Observation of Thickness-Modulated Out-of-Plane Spin-Orbit Torque in Polycrystalline Few-Layer Td-WTe(2) Film.

The low-symmetry Weyl semimetallic Td-phase WTe(2) exhibits both a distinct out-of-plane damping torque (τDL) and exceptional charge-spin interconversion efficiency enabled by strong spin-orbit coupling, positioning it as a prime candidate for spin-orbit torque (SOT) applications in two-dimensional transition metal dichalcogenides. Herein, we report on thickness-dependent unconventional out-of-plane τDL in chemically vapor-deposited (CVD) polycrystalline Td-WTe(2) (t)/Ni(80)Fe(20)/MgO/Ti (Td-WTN-t) heterostructures.
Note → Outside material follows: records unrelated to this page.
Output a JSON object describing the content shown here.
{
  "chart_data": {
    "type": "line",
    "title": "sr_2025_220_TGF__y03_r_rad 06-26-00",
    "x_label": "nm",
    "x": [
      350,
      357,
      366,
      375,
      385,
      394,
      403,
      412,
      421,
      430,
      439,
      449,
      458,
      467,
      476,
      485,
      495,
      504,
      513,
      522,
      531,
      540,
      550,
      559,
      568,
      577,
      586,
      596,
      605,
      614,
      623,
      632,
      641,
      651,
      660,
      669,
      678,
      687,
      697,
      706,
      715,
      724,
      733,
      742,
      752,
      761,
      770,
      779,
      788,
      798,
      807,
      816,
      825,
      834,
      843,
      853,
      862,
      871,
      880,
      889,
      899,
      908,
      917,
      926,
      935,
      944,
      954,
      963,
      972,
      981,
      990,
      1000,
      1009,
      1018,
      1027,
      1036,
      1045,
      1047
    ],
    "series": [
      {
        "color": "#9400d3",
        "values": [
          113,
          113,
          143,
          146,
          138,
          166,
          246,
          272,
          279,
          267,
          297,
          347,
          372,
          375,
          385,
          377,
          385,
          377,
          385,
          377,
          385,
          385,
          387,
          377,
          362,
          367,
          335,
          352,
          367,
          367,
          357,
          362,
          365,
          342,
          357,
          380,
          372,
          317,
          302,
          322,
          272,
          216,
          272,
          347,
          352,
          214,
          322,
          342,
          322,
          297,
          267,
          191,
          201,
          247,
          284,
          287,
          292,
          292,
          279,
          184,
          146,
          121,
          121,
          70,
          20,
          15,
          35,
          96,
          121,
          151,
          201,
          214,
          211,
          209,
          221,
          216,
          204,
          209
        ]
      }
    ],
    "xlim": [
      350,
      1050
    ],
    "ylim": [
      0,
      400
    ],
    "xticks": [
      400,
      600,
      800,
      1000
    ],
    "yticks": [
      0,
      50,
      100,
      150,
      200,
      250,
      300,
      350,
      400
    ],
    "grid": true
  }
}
Angle-resolved spin-torque ferromagnetic resonance measurements on the Td-WTN-12 structure showed significant spin Hall conductivities of σ(SH,y) = 4.93 × 10(3) (ℏ/2e) Ω(-1)m(-1) and σ(SH,z) = 0.81 × 10(3) (ℏ/2e) Ω(-1)m(-1), highlighting its potential for wafer-scale spin-orbit torque device applications. Additionally, a detailed examination of magnetotransport properties in polycrystalline few-layer Td-WTe(2) films as a function of thickness revealed a marked amplification of the out-of-plane magnetoresistance, which can be ascribed to the anisotropic nature of charge carrier scattering mechanisms within the material. Spin pumping measurements in Td-WTN-t heterostructures further revealed thickness-dependent spin transport properties of Td-WTe(2), with damping analysis yielding an out-of-plane spin diffusion length of λ(SD) ≈ 14 nm.